On Sun, 10 Feb 2008 19:27:57 -0800 (PST),
wrote:

A nice day, 12 kts and maybe in the 50s. Sailing with wife, 21 yr old
daughter, 11 yr old daughter and another 11 yr old friend. Everybody
takes turns at the tiller. Unfortunately, my wife is simply unable to
steer. EVERYBODY else quickly grasps the idea of feeling the pressure
on the tiller and steering accordingly. She is unable to do so.
Within a minute of closing my eyes and leaning back against the cabin,
I hear the sails flogging and THE DAMNED BOAT IS TACKING. She is
looking puzzled pushing the tiller every which way.
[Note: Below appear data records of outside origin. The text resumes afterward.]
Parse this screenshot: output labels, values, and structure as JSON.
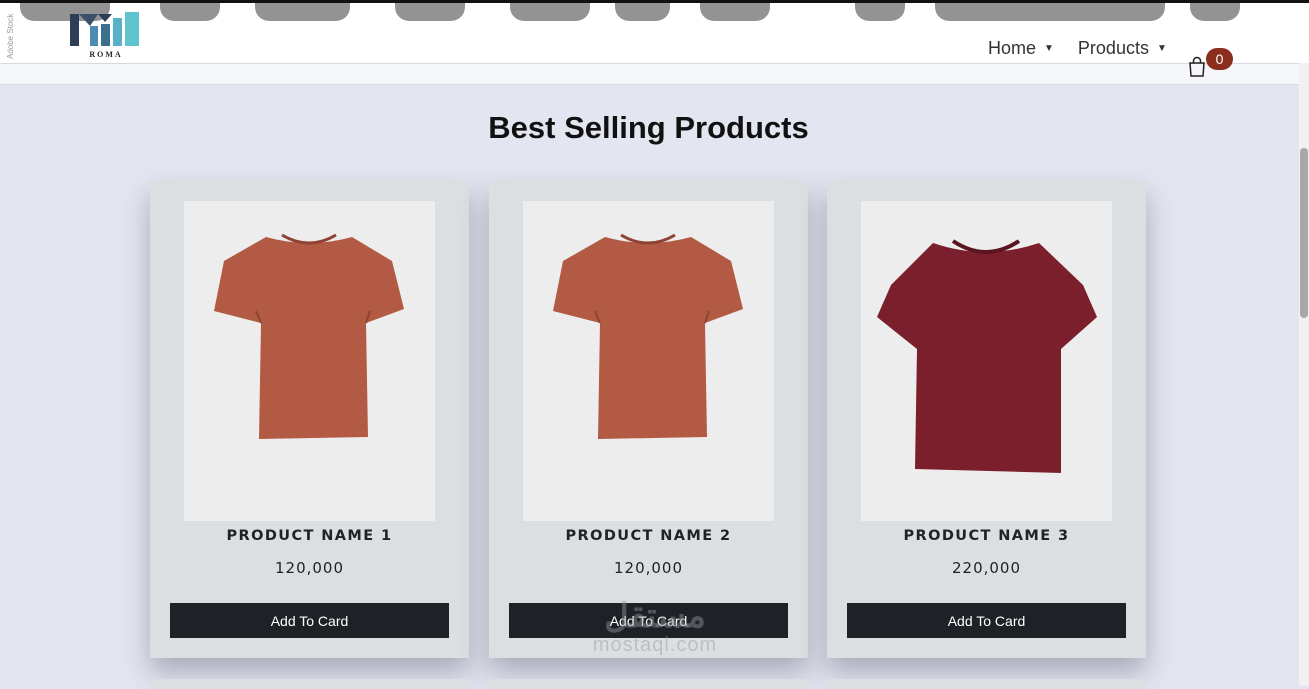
{
  "header": {
    "side_text": "Adobe Stock",
    "logo_text": "ROMA",
    "nav": [
      {
        "label": "Home"
      },
      {
        "label": "Products"
      }
    ],
    "cart_count": "0"
  },
  "main": {
    "title": "Best Selling Products",
    "products": [
      {
        "name": "PRODUCT NAME 1",
        "price": "120,000",
        "button": "Add To Card",
        "shirt_color": "#b35a45"
      },
      {
        "name": "PRODUCT NAME 2",
        "price": "120,000",
        "button": "Add To Card",
        "shirt_color": "#b35a45"
      },
      {
        "name": "PRODUCT NAME 3",
        "price": "220,000",
        "button": "Add To Card",
        "shirt_color": "#7a1f2b"
      }
    ]
  },
  "watermark": {
    "arabic": "مستقل",
    "latin": "mostaql.com"
  },
  "colors": {
    "background": "#e3e5f0",
    "card": "#dcdfe2",
    "button": "#1e2126",
    "badge": "#8b2e1e"
  }
}
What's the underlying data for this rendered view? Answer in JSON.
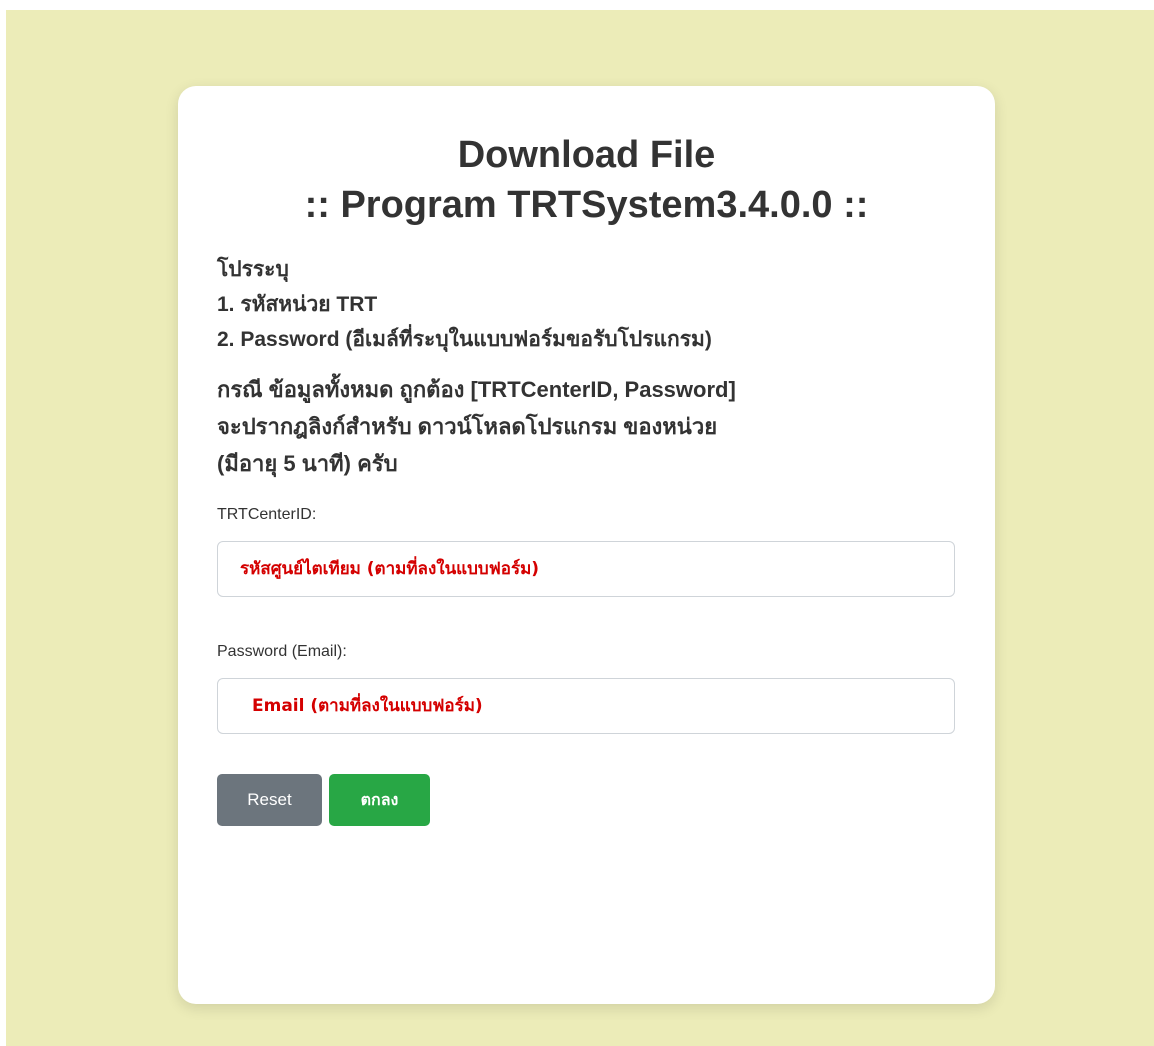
{
  "title": {
    "line1": "Download File",
    "line2": ":: Program TRTSystem3.4.0.0 ::"
  },
  "instructions": {
    "heading": "โปรระบุ",
    "item1": "1. รหัสหน่วย TRT",
    "item2": "2. Password (อีเมล์ที่ระบุในแบบฟอร์มขอรับโปรแกรม)"
  },
  "note": {
    "line1": "กรณี ข้อมูลทั้งหมด ถูกต้อง [TRTCenterID, Password]",
    "line2": "จะปรากฎลิงก์สำหรับ ดาวน์โหลดโปรแกรม ของหน่วย",
    "line3": "(มีอายุ 5 นาที) ครับ"
  },
  "form": {
    "center_id_label": "TRTCenterID:",
    "center_id_placeholder": "รหัสศูนย์ไตเทียม (ตามที่ลงในแบบฟอร์ม)",
    "password_label": "Password (Email):",
    "password_placeholder": "Email (ตามที่ลงในแบบฟอร์ม)"
  },
  "buttons": {
    "reset_label": "Reset",
    "submit_label": "ตกลง"
  },
  "colors": {
    "background": "#ececb8",
    "placeholder": "#d40000",
    "reset": "#6c757d",
    "submit": "#28a745"
  }
}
I put her back on
course and fortunately my daughter wants to steer. Later, going
downwind, my wife wants to steer again so I tell her, "Keep it on 330
degrees, I'm going below to make a PB sandwich". The two little girls
are blocking the companionway ladder so I ask my little daughter to
make me a sandwich. My wife begins to nag them to get out of the way
so I can do it and I say they can do it and she insists that the kids
clear the ladder and this goes on and on and on and on and.....Suddenly,
the damned boom crashes across. WE'VE FU*&%$G JIBBED! She is so busy
doing what she shouldn't be doing that she allows the boat to jibe
nearly knocking me into the water.
I have had it, she is a menace to everybody around her on the boat.
So, I want to discourage her from ever going sailing again before she
kills someone. Yes, I have tried everything I can think of but she is
simply incapable of steering. Unfortunately, she forgets almost
everything she learns from one sailing trip to another. I have lost
track of the number of times I have taught her how to tie various
knots. I have come to the unfortunate conclusion that she simply
should not be on a boat. Oddly, my daughters seem to do very well.
Yes, I am responsible for what happens on my boat and part of that
responsibility is keeping the inept from hurting others.